Die Klägerin habe im Rahmen des Vertragsschlusses durch den zuständigen Mitarbeiter, dessen Verhalten sie sich gemäß § 278 BGB zurechnen lassen muss, vorvertragliche Nebenpflichten verletzt. Sie hätte den Beklagten auf die Gefahr erheblicher kosten durch WAP- und Internetverbindungen und die damit einhergehenden Vorzüge einer Datenflatrate hinweisen müssen. Dies gilt insbesondere deshalb, weil die Klägerin dem Beklagten gleichzeitig das Mobiltelefon mit der Navigationssoftware „Route 66“ vermietet hatte und ihr bekannt war, dass dieses Gerät Internet- und WAP- Verbindungen mit erheblichem Datenvolumen herstellen könnte.

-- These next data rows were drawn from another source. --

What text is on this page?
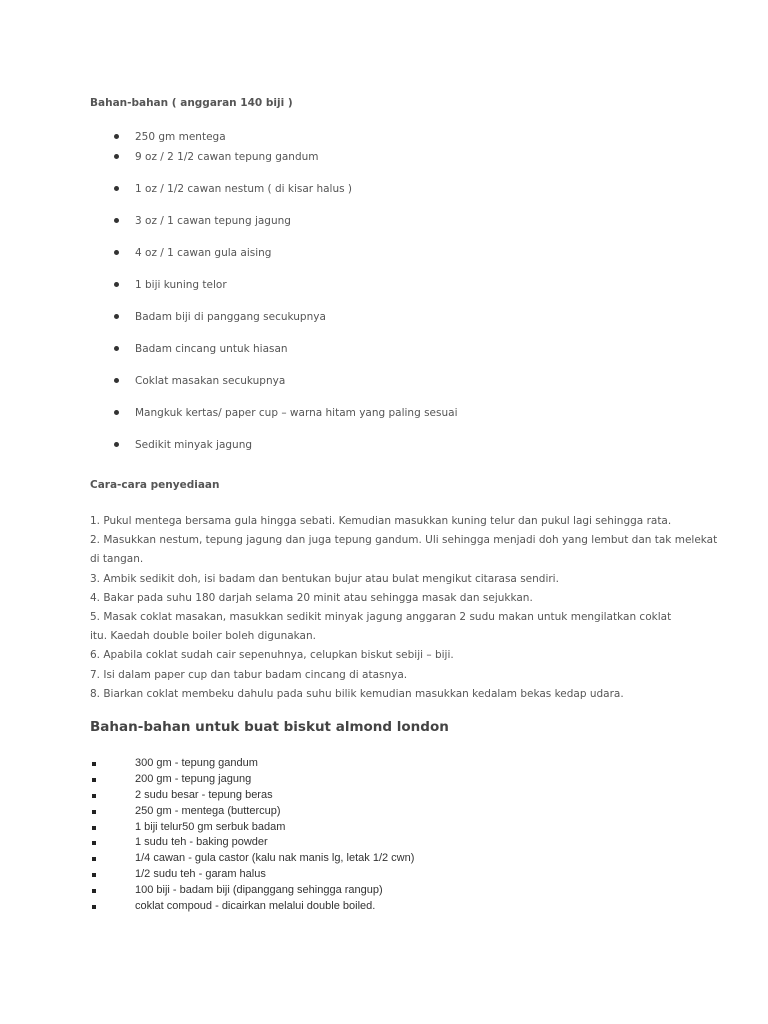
Bahan-bahan ( anggaran 140 biji )
250 gm mentega
9 oz / 2 1/2 cawan tepung gandum
1 oz / 1/2 cawan nestum ( di kisar halus )
3 oz / 1 cawan tepung jagung
4 oz / 1 cawan gula aising
1 biji kuning telor
Badam biji di panggang secukupnya
Badam cincang untuk hiasan
Coklat masakan secukupnya
Mangkuk kertas/ paper cup – warna hitam yang paling sesuai
Sedikit minyak jagung
Cara-cara penyediaan
1. Pukul mentega bersama gula hingga sebati. Kemudian masukkan kuning telur dan pukul lagi sehingga rata.
2. Masukkan nestum, tepung jagung dan juga tepung gandum. Uli sehingga menjadi doh yang lembut dan tak melekat
di tangan.
3. Ambik sedikit doh, isi badam dan bentukan bujur atau bulat mengikut citarasa sendiri.
4. Bakar pada suhu 180 darjah selama 20 minit atau sehingga masak dan sejukkan.
5. Masak coklat masakan, masukkan sedikit minyak jagung anggaran 2 sudu makan untuk mengilatkan coklat
itu. Kaedah double boiler boleh digunakan.
6. Apabila coklat sudah cair sepenuhnya, celupkan biskut sebiji – biji.
7. Isi dalam paper cup dan tabur badam cincang di atasnya.
8. Biarkan coklat membeku dahulu pada suhu bilik kemudian masukkan kedalam bekas kedap udara.
Bahan-bahan untuk buat biskut almond london
300 gm - tepung gandum
200 gm - tepung jagung
2 sudu besar - tepung beras
250 gm - mentega (buttercup)
1 biji telur50 gm serbuk badam
1 sudu teh - baking powder
1/4 cawan - gula castor (kalu nak manis lg, letak 1/2 cwn)
1/2 sudu teh - garam halus
100 biji - badam biji (dipanggang sehingga rangup)
coklat compoud - dicairkan melalui double boiled.
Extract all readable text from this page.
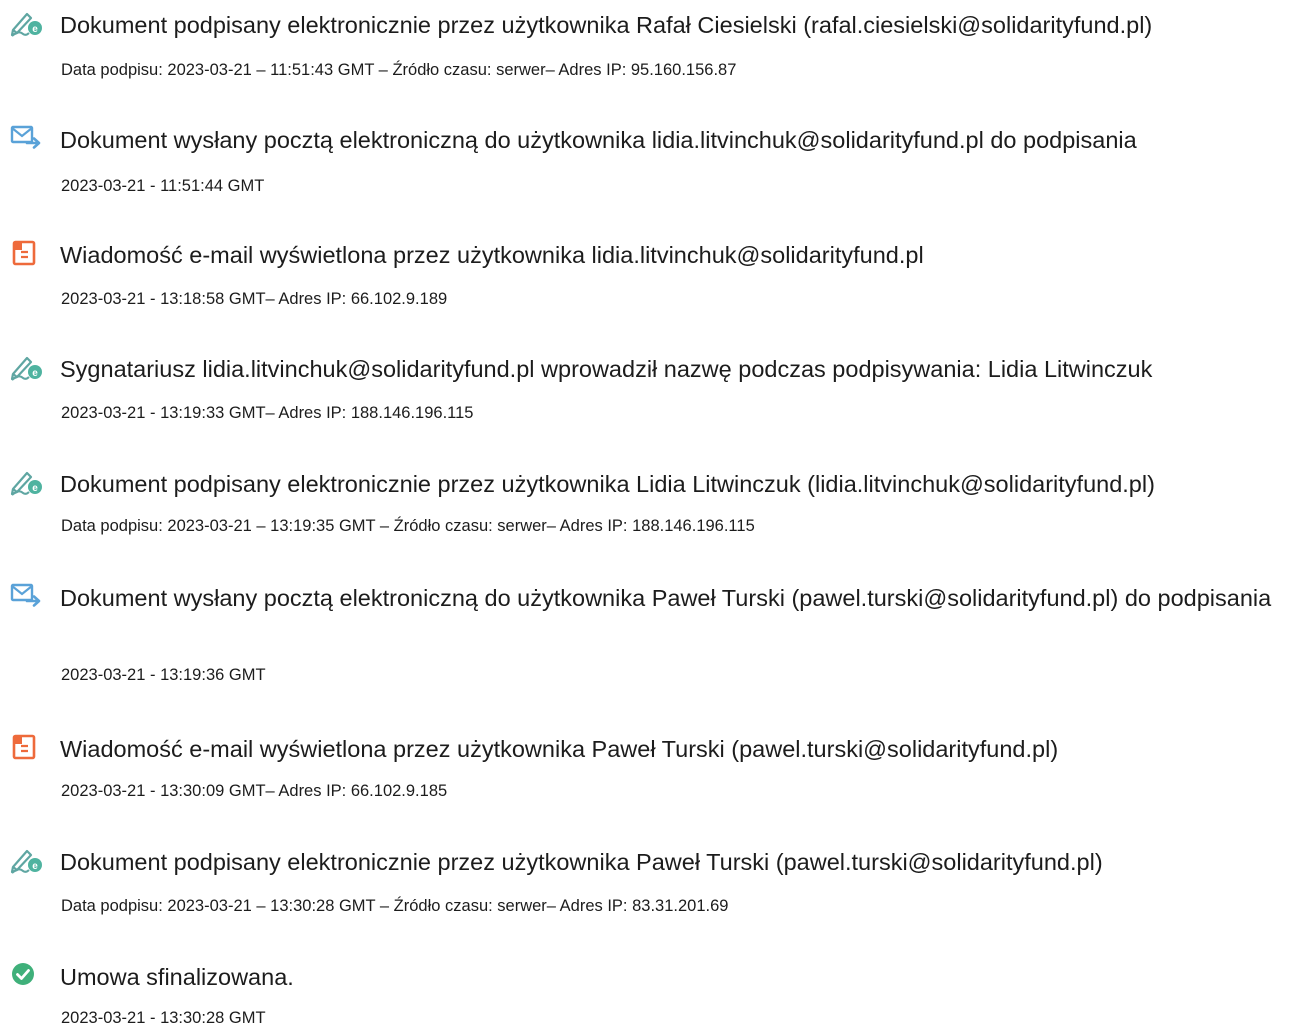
Dokument podpisany elektronicznie przez użytkownika Rafał Ciesielski (rafal.ciesielski@solidarityfund.pl)
Data podpisu: 2023-03-21 – 11:51:43 GMT – Źródło czasu: serwer– Adres IP: 95.160.156.87
Dokument wysłany pocztą elektroniczną do użytkownika lidia.litvinchuk@solidarityfund.pl do podpisania
2023-03-21 - 11:51:44 GMT
Wiadomość e-mail wyświetlona przez użytkownika lidia.litvinchuk@solidarityfund.pl
2023-03-21 - 13:18:58 GMT– Adres IP: 66.102.9.189
Sygnatariusz lidia.litvinchuk@solidarityfund.pl wprowadził nazwę podczas podpisywania: Lidia Litwinczuk
2023-03-21 - 13:19:33 GMT– Adres IP: 188.146.196.115
Dokument podpisany elektronicznie przez użytkownika Lidia Litwinczuk (lidia.litvinchuk@solidarityfund.pl)
Data podpisu: 2023-03-21 – 13:19:35 GMT – Źródło czasu: serwer– Adres IP: 188.146.196.115
Dokument wysłany pocztą elektroniczną do użytkownika Paweł Turski (pawel.turski@solidarityfund.pl) do podpisania
2023-03-21 - 13:19:36 GMT
Wiadomość e-mail wyświetlona przez użytkownika Paweł Turski (pawel.turski@solidarityfund.pl)
2023-03-21 - 13:30:09 GMT– Adres IP: 66.102.9.185
Dokument podpisany elektronicznie przez użytkownika Paweł Turski (pawel.turski@solidarityfund.pl)
Data podpisu: 2023-03-21 – 13:30:28 GMT – Źródło czasu: serwer– Adres IP: 83.31.201.69
Umowa sfinalizowana.
2023-03-21 - 13:30:28 GMT
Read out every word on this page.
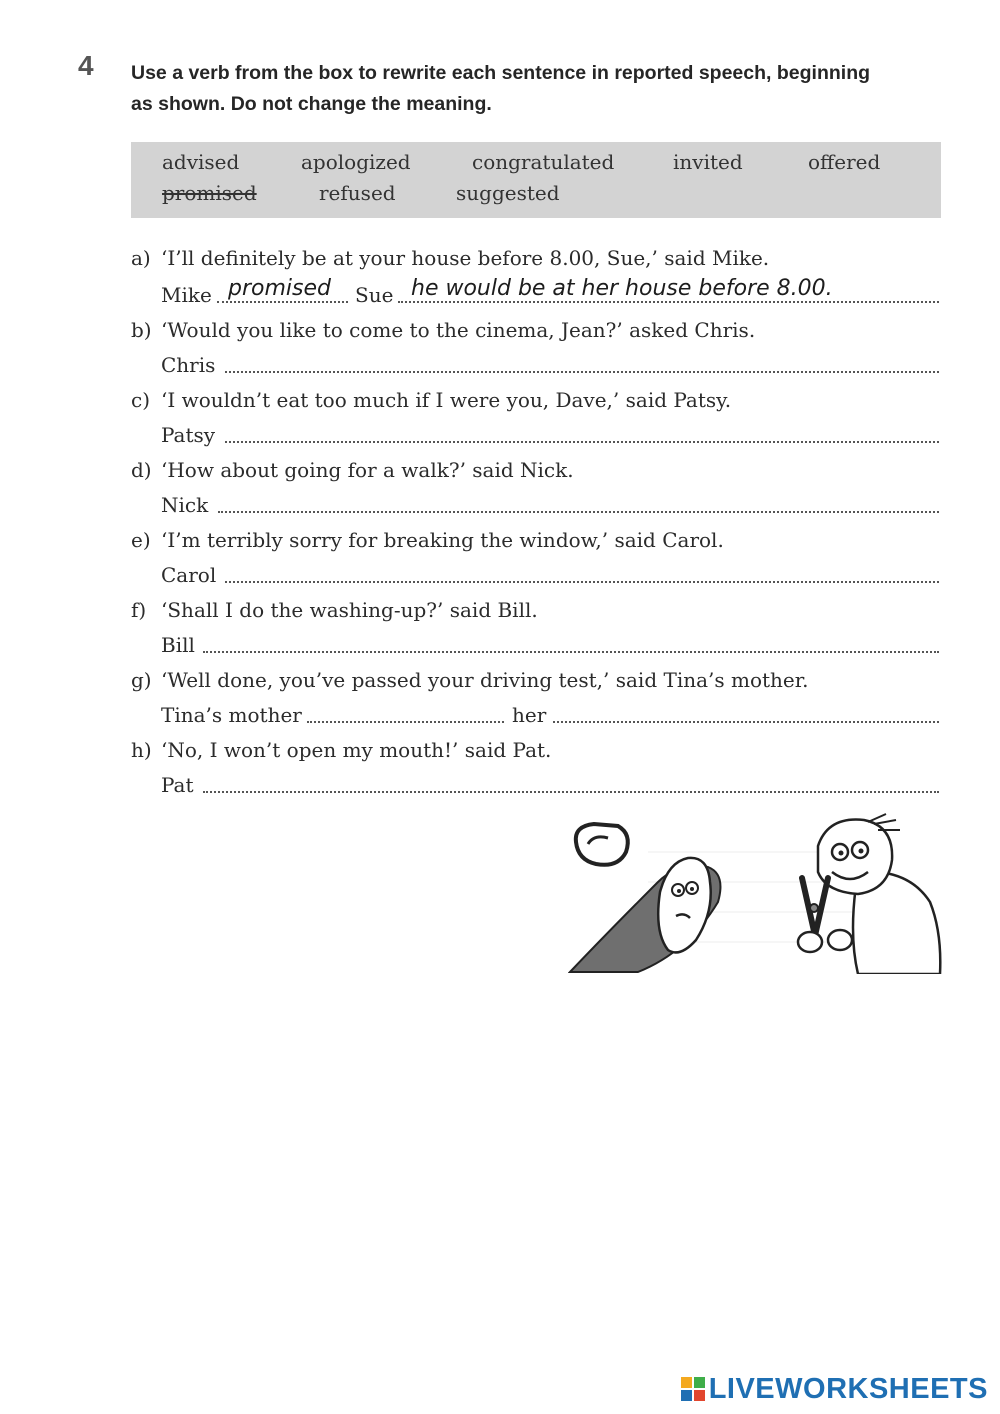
4 Use a verb from the box to rewrite each sentence in reported speech, beginning
as shown. Do not change the meaning.
advised	apologized	congratulated	invited	offered
promised	refused	suggested
a) ‘I’ll definitely be at your house before 8.00, Sue,’ said Mike.
Mike promised Sue he would be at her house before 8.00.
b) ‘Would you like to come to the cinema, Jean?’ asked Chris.
Chris
c) ‘I wouldn’t eat too much if I were you, Dave,’ said Patsy.
Patsy
d) ‘How about going for a walk?’ said Nick.
Nick
e) ‘I’m terribly sorry for breaking the window,’ said Carol.
Carol
f) ‘Shall I do the washing-up?’ said Bill.
Bill
g) ‘Well done, you’ve passed your driving test,’ said Tina’s mother.
Tina’s mother	her
h) ‘No, I won’t open my mouth!’ said Pat.
Pat
LIVEWORKSHEETS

Der Beklagte konnte trotz des ihm bekannten Datenvolumenpreis, welcher ihm als besonders niedrig suggeriert wurde, die mögliche Kostenfolge durch die Funktion nicht erkennen und erwarten. Er konnte die von dem Handy heruntergeladene Datenmenge und die damit verbundenen Kosten nicht überblicken. Der Mitarbeiter der Klägerin wäre daher im Rahmen der Beratung vor Vertragsschluss gemäß § 242 BGB dazu verpflichtet gewesen, den Beklagten auf die Gefahren bei Nutzung des Smartphones in Kombination mit einer verbrauchsabhängigen Abrechnung hinzuweisen und ihm eine Datenflatrate zur Vermeidung dieser Kostenfalle zu empfehlen.